BUG/MEDIUM: server: don't kill all idle conns when there are not enough

In srv_cleanup_idle_connections(), we compute how many idle connections
are in excess compared to the average need. But we may actually be missing
some, for example if a certain number were recently closed and the average
of used connections didn't change much since previous period. In this
case exceed_conn can become negative. There was no special case for this
in the code, and calculating the per-thread share of connections to kill
based on this value resulted in special value -1 to be passed to
srv_migrate_conns_to_remove(), which for this function means "kill all of
them", as used in srv_cleanup_connections() for example.

This causes large variations of idle connections counts on servers and
CPU spikes at the moment the cleanup task passes.
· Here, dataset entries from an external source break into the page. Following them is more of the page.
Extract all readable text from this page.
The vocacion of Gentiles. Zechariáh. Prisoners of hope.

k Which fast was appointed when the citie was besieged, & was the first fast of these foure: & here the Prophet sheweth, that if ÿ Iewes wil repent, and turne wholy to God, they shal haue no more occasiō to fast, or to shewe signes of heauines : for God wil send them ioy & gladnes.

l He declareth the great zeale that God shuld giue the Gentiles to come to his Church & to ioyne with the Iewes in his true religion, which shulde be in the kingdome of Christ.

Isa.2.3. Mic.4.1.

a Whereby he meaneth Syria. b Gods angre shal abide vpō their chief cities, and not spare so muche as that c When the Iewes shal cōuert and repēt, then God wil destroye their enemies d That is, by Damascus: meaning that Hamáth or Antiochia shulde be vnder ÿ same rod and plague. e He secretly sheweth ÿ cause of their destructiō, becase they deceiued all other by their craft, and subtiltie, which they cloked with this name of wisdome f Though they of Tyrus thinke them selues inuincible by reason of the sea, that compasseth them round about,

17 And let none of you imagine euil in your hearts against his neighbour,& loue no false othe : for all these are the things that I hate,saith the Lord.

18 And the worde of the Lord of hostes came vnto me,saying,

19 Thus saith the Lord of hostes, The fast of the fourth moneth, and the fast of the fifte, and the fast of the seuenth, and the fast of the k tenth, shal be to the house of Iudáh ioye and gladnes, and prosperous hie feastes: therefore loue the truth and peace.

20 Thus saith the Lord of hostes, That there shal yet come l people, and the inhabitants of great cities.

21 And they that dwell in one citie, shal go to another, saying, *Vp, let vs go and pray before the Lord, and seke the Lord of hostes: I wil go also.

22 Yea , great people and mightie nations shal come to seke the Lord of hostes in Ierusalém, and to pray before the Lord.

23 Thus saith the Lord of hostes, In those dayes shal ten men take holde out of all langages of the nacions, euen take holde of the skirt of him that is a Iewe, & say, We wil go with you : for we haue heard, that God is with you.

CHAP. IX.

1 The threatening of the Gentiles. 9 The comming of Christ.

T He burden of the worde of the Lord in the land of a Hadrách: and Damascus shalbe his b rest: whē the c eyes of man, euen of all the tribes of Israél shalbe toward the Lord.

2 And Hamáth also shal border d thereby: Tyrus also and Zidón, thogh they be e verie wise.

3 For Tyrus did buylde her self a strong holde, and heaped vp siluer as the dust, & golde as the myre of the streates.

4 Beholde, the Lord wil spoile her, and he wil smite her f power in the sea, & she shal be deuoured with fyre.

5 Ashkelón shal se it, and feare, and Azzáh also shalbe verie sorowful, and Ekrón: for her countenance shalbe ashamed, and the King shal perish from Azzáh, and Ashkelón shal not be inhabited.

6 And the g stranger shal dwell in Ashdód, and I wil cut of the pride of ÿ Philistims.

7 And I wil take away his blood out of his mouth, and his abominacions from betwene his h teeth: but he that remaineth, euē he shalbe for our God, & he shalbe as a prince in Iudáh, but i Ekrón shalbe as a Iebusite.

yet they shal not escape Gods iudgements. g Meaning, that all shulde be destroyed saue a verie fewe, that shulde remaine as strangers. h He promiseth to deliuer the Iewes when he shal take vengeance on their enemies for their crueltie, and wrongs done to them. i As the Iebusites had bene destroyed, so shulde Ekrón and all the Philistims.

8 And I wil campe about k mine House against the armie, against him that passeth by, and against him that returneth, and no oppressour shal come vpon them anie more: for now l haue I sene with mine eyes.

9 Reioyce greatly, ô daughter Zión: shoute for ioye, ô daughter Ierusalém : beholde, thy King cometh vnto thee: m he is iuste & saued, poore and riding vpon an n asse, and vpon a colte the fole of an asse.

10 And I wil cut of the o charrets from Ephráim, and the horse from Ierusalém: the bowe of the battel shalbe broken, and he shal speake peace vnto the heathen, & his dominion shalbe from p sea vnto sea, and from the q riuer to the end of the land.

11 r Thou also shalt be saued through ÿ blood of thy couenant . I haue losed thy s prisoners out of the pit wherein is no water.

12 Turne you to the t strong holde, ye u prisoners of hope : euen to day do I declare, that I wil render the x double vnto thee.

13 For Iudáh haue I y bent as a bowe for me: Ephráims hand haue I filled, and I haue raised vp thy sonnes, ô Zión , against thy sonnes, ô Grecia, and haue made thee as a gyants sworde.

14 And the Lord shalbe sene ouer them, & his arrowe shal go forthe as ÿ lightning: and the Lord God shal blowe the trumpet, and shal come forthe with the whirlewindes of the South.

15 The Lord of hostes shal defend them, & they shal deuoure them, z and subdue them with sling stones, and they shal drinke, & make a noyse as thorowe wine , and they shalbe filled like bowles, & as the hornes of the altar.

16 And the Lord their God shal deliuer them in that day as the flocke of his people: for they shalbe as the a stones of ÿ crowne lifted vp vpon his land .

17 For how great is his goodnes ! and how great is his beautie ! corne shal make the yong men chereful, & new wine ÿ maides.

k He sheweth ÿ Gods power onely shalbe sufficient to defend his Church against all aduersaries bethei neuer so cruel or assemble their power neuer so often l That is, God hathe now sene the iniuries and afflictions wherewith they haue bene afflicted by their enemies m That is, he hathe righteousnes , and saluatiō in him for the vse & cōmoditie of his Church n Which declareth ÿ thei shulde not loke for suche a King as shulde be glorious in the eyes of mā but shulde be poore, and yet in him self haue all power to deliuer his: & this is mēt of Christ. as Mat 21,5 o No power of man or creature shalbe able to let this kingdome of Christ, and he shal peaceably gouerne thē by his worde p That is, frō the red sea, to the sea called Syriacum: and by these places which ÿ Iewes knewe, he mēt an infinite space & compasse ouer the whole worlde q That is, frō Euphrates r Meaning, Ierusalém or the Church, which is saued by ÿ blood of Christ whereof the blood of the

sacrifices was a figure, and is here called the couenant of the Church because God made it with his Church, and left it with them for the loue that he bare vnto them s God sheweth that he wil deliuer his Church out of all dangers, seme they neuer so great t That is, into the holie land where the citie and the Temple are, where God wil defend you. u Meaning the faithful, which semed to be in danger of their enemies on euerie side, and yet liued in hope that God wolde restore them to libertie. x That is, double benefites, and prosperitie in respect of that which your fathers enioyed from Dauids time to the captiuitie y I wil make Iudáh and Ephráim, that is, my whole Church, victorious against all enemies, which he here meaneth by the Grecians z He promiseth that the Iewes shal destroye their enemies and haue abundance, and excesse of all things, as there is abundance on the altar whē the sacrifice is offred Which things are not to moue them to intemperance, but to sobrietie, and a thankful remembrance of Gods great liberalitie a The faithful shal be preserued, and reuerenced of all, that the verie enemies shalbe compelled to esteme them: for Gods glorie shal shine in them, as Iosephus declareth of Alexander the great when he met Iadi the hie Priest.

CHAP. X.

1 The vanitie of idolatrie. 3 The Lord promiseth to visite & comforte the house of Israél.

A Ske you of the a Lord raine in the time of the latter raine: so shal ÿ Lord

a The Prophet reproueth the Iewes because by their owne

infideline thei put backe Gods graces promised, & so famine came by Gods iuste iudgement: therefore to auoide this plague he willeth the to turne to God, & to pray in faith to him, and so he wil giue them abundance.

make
These were quite more
visible with SSL as it costs CPU to close and re-establish these
connections, and it also takes time, reducing the reuse ratio, hence
increasing the amount of connections during reconnection.

In this patch we simply skip the killing loop when this condition is met.

No backport is needed, this is purely 2.2.
This commit is contained in:
Willy Tarreau 2020-07-02 19:05:30 +02:00
parent b39a3754d9
commit 18ed789ae2

View File

@ -5288,6 +5288,9 @@ struct task *srv_cleanup_idle_connections(struct task *task, void *context, unsi
srv->max_used_conns = srv->curr_used_conns;
if (exceed_conns <= 0)
goto remove;
/* check all threads starting with ours */
for (i = tid;;) {
int max_conn;